Читаем Расстрелять! – II полностью

И во мне стали развивать слух. Через страдания, слёзы и покорность судьбе. Когда все усилия мамы по развитию моего слуха разбились о мой мощный, могучий скрипичный дебилизм, она обратила свои пламенные взоры на Серёгу, курочившего в углу очередную игрушку. И — о чудо, чудо? У Серёги слух был! Причём абсолютный. Причём редкий и совершенный, и Серёга, по словам отца, «наш выдающийся фамильный слесарь», титаническими усилиями мамы был обращён в пианиста. В конце концов он закончил консерваторию. Блестяще. Мама плакала от счастья. Серёга, какое-то время заражённый её оптимизмом, тоже. Потом он стал слесарем.

На Валерку мамы не хватило. (Она говорила, что Серёга всю её съел.) Валерка сам научился играть на фоно и на гитаре. Вот кто в нашей семье должен был посвятить себя музам.

Надо вам сказать, что имя Валерка дал самому младшему из нас я. Когда он родился, меня спросили:

«Как мы его назовём?»,— и я сказал: «Валеркой».
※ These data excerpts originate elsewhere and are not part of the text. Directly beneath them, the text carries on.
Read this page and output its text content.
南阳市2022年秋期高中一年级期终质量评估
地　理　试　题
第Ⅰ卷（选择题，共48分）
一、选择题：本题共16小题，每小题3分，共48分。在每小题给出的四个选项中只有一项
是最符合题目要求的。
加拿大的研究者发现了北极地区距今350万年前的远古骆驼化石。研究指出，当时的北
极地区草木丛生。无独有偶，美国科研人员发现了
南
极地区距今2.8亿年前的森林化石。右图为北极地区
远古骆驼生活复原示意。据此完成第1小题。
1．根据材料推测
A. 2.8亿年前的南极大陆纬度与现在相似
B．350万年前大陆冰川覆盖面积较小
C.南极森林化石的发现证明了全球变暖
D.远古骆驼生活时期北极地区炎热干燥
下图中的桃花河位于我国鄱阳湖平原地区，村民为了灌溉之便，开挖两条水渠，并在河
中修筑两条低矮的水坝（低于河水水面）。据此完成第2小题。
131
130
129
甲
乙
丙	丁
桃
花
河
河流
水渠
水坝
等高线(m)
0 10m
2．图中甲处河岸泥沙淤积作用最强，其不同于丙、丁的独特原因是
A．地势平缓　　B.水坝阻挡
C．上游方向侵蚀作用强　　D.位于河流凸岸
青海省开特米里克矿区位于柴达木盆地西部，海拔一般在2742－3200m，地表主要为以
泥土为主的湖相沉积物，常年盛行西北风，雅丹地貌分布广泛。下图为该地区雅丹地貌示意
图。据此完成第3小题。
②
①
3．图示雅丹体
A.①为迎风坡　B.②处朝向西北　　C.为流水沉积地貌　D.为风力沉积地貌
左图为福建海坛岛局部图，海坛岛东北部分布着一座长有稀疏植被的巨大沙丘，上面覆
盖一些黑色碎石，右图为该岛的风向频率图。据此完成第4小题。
Валерка всегда был себе на уме. Долгое время он был тенью Серёги — ходил за ним по пятам. Серёга — сильный и прямодушный, Валерка — ловкий и хитрый. Это он был заводилой в тех драках, из которых потом Серёга выходил победителем. Когда-то в младенчестве Валерка скатился с дивана и ударился головой. На голове на глазах вспухла гигантская шишка. От боли он закатился. Мать, оставившая его на секунду, совсем обезумела — схватила его на руки и долго с ним металась: ей казалось, что он умирает. Но Валерка отошёл. Его не так легко было укокошить. С тех пор его жалели — «он ударился головой»; ему многое прощали. Он рос всеобщим любимцем, и всё вкусненькое в первую очередь доставалось ему. Ревности это не вызывало. «Он же маленький»,— говорили нам. «Он же маленький»,— говорили потом мы сами.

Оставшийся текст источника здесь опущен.